Target cut its sales projections due to the data breach, but the company’s leadership indicated during its fourth quarter earnings conference call that customer engagement was bouncing back.

“My guess is that the Target incident will fade relatively quickly,” says Meyer. “It’s more important how companies handle the event and restore trust. If the last thing people remember is that Target customers had accounts hacked — even if they don’t fully understand what that means — they won’t shop at Target or [use] their credit cards [there].” As part of its mea culpa after announcing the data breach in December, Target offered a 10% discount for all customers making an in-store purchase the weekend before Christmas. It also offered customers a free year of credit monitoring. “Anything done to make people feel more secure has a positive impact,” Meyer notes.

He adds that it’s unlikely that most consumers will give up their credit cards to protect themselves from hackers. “Perhaps consumers could and should cut back spending and shift to transactions with cash, but they are not in the position to do it,” says Meyer. “The average household is in debt, so that cash ship has sailed.”

For security to improve, Matwyshyn says that the incentive structure that exists among U.S. retailers, banks and credit card companies needs to change. One reason the chip and PIN technology worked in Europe is that the relationship between banks and regulators is fundamentally different than the situation in the U.S. Regulators in Europe have more clout and a less adversarial relationship with bankers, and were able to position security technology as a way to improve customer service and lower costs, says Matwyshyn.

In the United States, however, regulators generally don’t have the ability to easily foist mandates regarding new technologies and architectures onto companies. The argument against chip and PIN technology is focused on the cost of implementation and the massive administrative task of issuing new cards. “[European] banks saw promise, but EU regulators gave a nudge. Regulators don’t nudge here,” Matwyshyn states.

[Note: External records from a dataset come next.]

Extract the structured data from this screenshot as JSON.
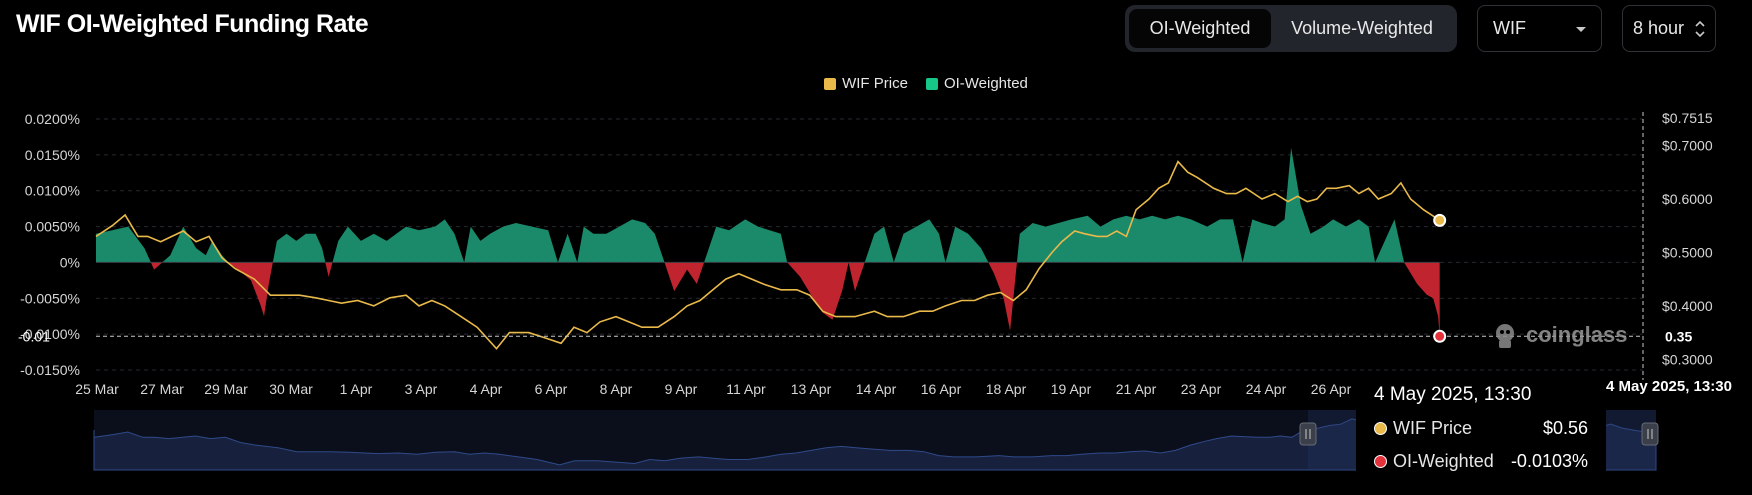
{
  "header": {
    "title": "WIF OI-Weighted Funding Rate",
    "weight_tabs": [
      "OI-Weighted",
      "Volume-Weighted"
    ],
    "active_tab": "OI-Weighted",
    "coin_select": "WIF",
    "interval_select": "8 hour"
  },
  "colors": {
    "price": "#e9b949",
    "positive": "#1a8a6b",
    "negative": "#c0252f",
    "highlight_red": "#e4323d"
  },
  "tooltip": {
    "date": "4 May 2025, 13:30",
    "rows": [
      {
        "label": "WIF Price",
        "value": "$0.56"
      },
      {
        "label": "OI-Weighted",
        "value": "-0.0103%"
      }
    ]
  },
  "crosshair": {
    "x_label": "4 May 2025, 13:30",
    "y_left_label": "-0.01",
    "y_right_label": "0.35"
  },
  "brand": "coinglass",
  "chart_data": {
    "type": "area",
    "title": "WIF OI-Weighted Funding Rate",
    "legend": [
      "WIF Price",
      "OI-Weighted"
    ],
    "legend_position": "top-center",
    "grid": true,
    "categories": [
      "25 Mar",
      "27 Mar",
      "29 Mar",
      "30 Mar",
      "1 Apr",
      "3 Apr",
      "4 Apr",
      "6 Apr",
      "8 Apr",
      "9 Apr",
      "11 Apr",
      "13 Apr",
      "14 Apr",
      "16 Apr",
      "18 Apr",
      "19 Apr",
      "21 Apr",
      "23 Apr",
      "24 Apr",
      "26 Apr"
    ],
    "y_left": {
      "ticks": [
        "0.0200%",
        "0.0150%",
        "0.0100%",
        "0.0050%",
        "0%",
        "-0.0050%",
        "-0.0100%",
        "-0.0150%"
      ],
      "range": [
        -0.015,
        0.02
      ]
    },
    "y_right": {
      "ticks": [
        "$0.7515",
        "$0.7000",
        "$0.6000",
        "$0.5000",
        "$0.4000",
        "$0.3000"
      ],
      "range": [
        0.28,
        0.7515
      ]
    },
    "series": [
      {
        "name": "OI-Weighted",
        "unit": "%",
        "axis": "left",
        "points": [
          [
            0,
            0.004
          ],
          [
            0.5,
            0.0045
          ],
          [
            1,
            0.005
          ],
          [
            1.5,
            0.002
          ],
          [
            1.8,
            -0.001
          ],
          [
            2.3,
            0.001
          ],
          [
            2.7,
            0.005
          ],
          [
            3.1,
            0.002
          ],
          [
            3.4,
            0.001
          ],
          [
            3.6,
            0.003
          ],
          [
            3.9,
            0.001
          ],
          [
            4.1,
            0.0
          ],
          [
            4.4,
            -0.001
          ],
          [
            4.8,
            -0.0025
          ],
          [
            5.1,
            -0.006
          ],
          [
            5.2,
            -0.0075
          ],
          [
            5.35,
            -0.003
          ],
          [
            5.6,
            0.003
          ],
          [
            5.9,
            0.004
          ],
          [
            6.2,
            0.003
          ],
          [
            6.5,
            0.004
          ],
          [
            6.8,
            0.004
          ],
          [
            7.0,
            0.002
          ],
          [
            7.2,
            -0.002
          ],
          [
            7.5,
            0.003
          ],
          [
            7.8,
            0.005
          ],
          [
            8.2,
            0.003
          ],
          [
            8.6,
            0.004
          ],
          [
            9.0,
            0.003
          ],
          [
            9.3,
            0.004
          ],
          [
            9.6,
            0.005
          ],
          [
            10.0,
            0.0045
          ],
          [
            10.5,
            0.005
          ],
          [
            10.8,
            0.006
          ],
          [
            11.1,
            0.004
          ],
          [
            11.4,
            0.0
          ],
          [
            11.6,
            0.005
          ],
          [
            11.9,
            0.003
          ],
          [
            12.2,
            0.004
          ],
          [
            12.6,
            0.005
          ],
          [
            13.0,
            0.0055
          ],
          [
            13.5,
            0.005
          ],
          [
            14.0,
            0.0045
          ],
          [
            14.3,
            0.0
          ],
          [
            14.6,
            0.004
          ],
          [
            14.9,
            0.0
          ],
          [
            15.1,
            0.005
          ],
          [
            15.4,
            0.004
          ],
          [
            15.8,
            0.004
          ],
          [
            16.2,
            0.005
          ],
          [
            16.6,
            0.006
          ],
          [
            17.0,
            0.0055
          ],
          [
            17.3,
            0.004
          ],
          [
            17.6,
            0.0
          ],
          [
            17.9,
            -0.004
          ],
          [
            18.3,
            -0.001
          ],
          [
            18.6,
            -0.003
          ],
          [
            19.2,
            0.005
          ],
          [
            19.6,
            0.0045
          ],
          [
            20.1,
            0.006
          ],
          [
            20.5,
            0.005
          ],
          [
            21.2,
            0.004
          ],
          [
            21.4,
            0.0
          ],
          [
            21.8,
            -0.002
          ],
          [
            22.2,
            -0.005
          ],
          [
            22.5,
            -0.007
          ],
          [
            22.8,
            -0.008
          ],
          [
            23.1,
            -0.004
          ],
          [
            23.3,
            0.0
          ],
          [
            23.5,
            -0.004
          ],
          [
            23.8,
            0.0
          ],
          [
            24.1,
            0.004
          ],
          [
            24.4,
            0.005
          ],
          [
            24.7,
            0.0
          ],
          [
            25.0,
            0.004
          ],
          [
            25.4,
            0.005
          ],
          [
            25.8,
            0.006
          ],
          [
            26.1,
            0.004
          ],
          [
            26.3,
            0.0
          ],
          [
            26.6,
            0.005
          ],
          [
            27.0,
            0.004
          ],
          [
            27.4,
            0.002
          ],
          [
            27.8,
            -0.0015
          ],
          [
            28.1,
            -0.005
          ],
          [
            28.3,
            -0.0095
          ],
          [
            28.6,
            0.004
          ],
          [
            29.0,
            0.0055
          ],
          [
            29.4,
            0.005
          ],
          [
            29.8,
            0.0055
          ],
          [
            30.2,
            0.006
          ],
          [
            30.7,
            0.0065
          ],
          [
            31.1,
            0.005
          ],
          [
            31.5,
            0.006
          ],
          [
            31.9,
            0.0065
          ],
          [
            32.3,
            0.006
          ],
          [
            32.7,
            0.0065
          ],
          [
            33.1,
            0.006
          ],
          [
            33.5,
            0.0065
          ],
          [
            33.9,
            0.006
          ],
          [
            34.4,
            0.005
          ],
          [
            34.8,
            0.006
          ],
          [
            35.2,
            0.006
          ],
          [
            35.5,
            0.0
          ],
          [
            35.8,
            0.006
          ],
          [
            36.1,
            0.0055
          ],
          [
            36.5,
            0.005
          ],
          [
            36.8,
            0.006
          ],
          [
            37.0,
            0.016
          ],
          [
            37.3,
            0.008
          ],
          [
            37.6,
            0.004
          ],
          [
            38.0,
            0.005
          ],
          [
            38.3,
            0.006
          ],
          [
            38.7,
            0.005
          ],
          [
            39.1,
            0.006
          ],
          [
            39.4,
            0.005
          ],
          [
            39.6,
            0.0
          ],
          [
            39.9,
            0.003
          ],
          [
            40.2,
            0.006
          ],
          [
            40.5,
            0.0
          ],
          [
            40.9,
            -0.003
          ],
          [
            41.2,
            -0.0045
          ],
          [
            41.4,
            -0.005
          ],
          [
            41.55,
            -0.0075
          ],
          [
            41.6,
            -0.0103
          ]
        ]
      },
      {
        "name": "WIF Price",
        "unit": "USD",
        "axis": "right",
        "points": [
          [
            0,
            0.53
          ],
          [
            0.5,
            0.55
          ],
          [
            0.9,
            0.57
          ],
          [
            1.3,
            0.53
          ],
          [
            1.6,
            0.53
          ],
          [
            2.0,
            0.52
          ],
          [
            2.7,
            0.54
          ],
          [
            3.1,
            0.52
          ],
          [
            3.5,
            0.53
          ],
          [
            3.9,
            0.49
          ],
          [
            4.3,
            0.47
          ],
          [
            4.9,
            0.45
          ],
          [
            5.4,
            0.42
          ],
          [
            5.9,
            0.42
          ],
          [
            6.3,
            0.42
          ],
          [
            6.8,
            0.415
          ],
          [
            7.2,
            0.41
          ],
          [
            7.6,
            0.405
          ],
          [
            8.1,
            0.41
          ],
          [
            8.6,
            0.4
          ],
          [
            9.1,
            0.415
          ],
          [
            9.6,
            0.42
          ],
          [
            10.0,
            0.4
          ],
          [
            10.4,
            0.41
          ],
          [
            10.8,
            0.4
          ],
          [
            11.3,
            0.38
          ],
          [
            11.8,
            0.36
          ],
          [
            12.4,
            0.32
          ],
          [
            12.8,
            0.35
          ],
          [
            13.4,
            0.35
          ],
          [
            13.9,
            0.34
          ],
          [
            14.4,
            0.33
          ],
          [
            14.8,
            0.36
          ],
          [
            15.2,
            0.35
          ],
          [
            15.6,
            0.37
          ],
          [
            16.1,
            0.38
          ],
          [
            16.5,
            0.37
          ],
          [
            16.9,
            0.36
          ],
          [
            17.4,
            0.36
          ],
          [
            17.9,
            0.38
          ],
          [
            18.3,
            0.4
          ],
          [
            18.7,
            0.41
          ],
          [
            19.1,
            0.43
          ],
          [
            19.5,
            0.45
          ],
          [
            19.9,
            0.46
          ],
          [
            20.3,
            0.45
          ],
          [
            20.7,
            0.44
          ],
          [
            21.2,
            0.43
          ],
          [
            21.7,
            0.43
          ],
          [
            22.1,
            0.42
          ],
          [
            22.5,
            0.39
          ],
          [
            22.9,
            0.38
          ],
          [
            23.5,
            0.38
          ],
          [
            24.1,
            0.39
          ],
          [
            24.5,
            0.38
          ],
          [
            25.0,
            0.38
          ],
          [
            25.5,
            0.39
          ],
          [
            25.9,
            0.39
          ],
          [
            26.3,
            0.4
          ],
          [
            26.8,
            0.41
          ],
          [
            27.2,
            0.41
          ],
          [
            27.6,
            0.42
          ],
          [
            28.0,
            0.425
          ],
          [
            28.4,
            0.41
          ],
          [
            28.8,
            0.43
          ],
          [
            29.2,
            0.47
          ],
          [
            29.6,
            0.5
          ],
          [
            29.9,
            0.52
          ],
          [
            30.3,
            0.54
          ],
          [
            30.6,
            0.535
          ],
          [
            31.0,
            0.53
          ],
          [
            31.3,
            0.53
          ],
          [
            31.6,
            0.54
          ],
          [
            31.9,
            0.53
          ],
          [
            32.2,
            0.58
          ],
          [
            32.6,
            0.6
          ],
          [
            32.9,
            0.62
          ],
          [
            33.2,
            0.63
          ],
          [
            33.5,
            0.67
          ],
          [
            33.8,
            0.65
          ],
          [
            34.1,
            0.64
          ],
          [
            34.6,
            0.62
          ],
          [
            35.0,
            0.61
          ],
          [
            35.3,
            0.61
          ],
          [
            35.6,
            0.62
          ],
          [
            36.1,
            0.6
          ],
          [
            36.5,
            0.61
          ],
          [
            36.9,
            0.595
          ],
          [
            37.2,
            0.605
          ],
          [
            37.5,
            0.595
          ],
          [
            37.8,
            0.6
          ],
          [
            38.1,
            0.62
          ],
          [
            38.4,
            0.62
          ],
          [
            38.8,
            0.625
          ],
          [
            39.1,
            0.61
          ],
          [
            39.4,
            0.62
          ],
          [
            39.7,
            0.6
          ],
          [
            40.1,
            0.61
          ],
          [
            40.4,
            0.63
          ],
          [
            40.7,
            0.6
          ],
          [
            41.1,
            0.58
          ],
          [
            41.6,
            0.56
          ]
        ]
      }
    ],
    "highlight": {
      "date": "4 May 2025, 13:30",
      "oi_weighted": -0.0103,
      "price": 0.56
    }
  }
}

In addition, the determination of liability after a breach needs to be considered, she notes. If a company is proactive with security and can prove that it is using state-of-the-art technology, the firm should have an easier time with regulators and a stronger defense  against any lawsuits that emerge. “The compromised entity has to convince the court and regulators that it acted reasonably,” Matwyshyn says, adding that the opposite side of that equation would be stiffer punishment for a company that scrimped on security and chose to allocate resources elsewhere.

“There are a lot of areas of infrastructure where we broadly lag in the U.S. How far behind we are in security varies by company, but most places are more lax than we would hope,” adds Bell. “However far behind we think we are compared to cyber-criminals, we’re probably even farther behind.”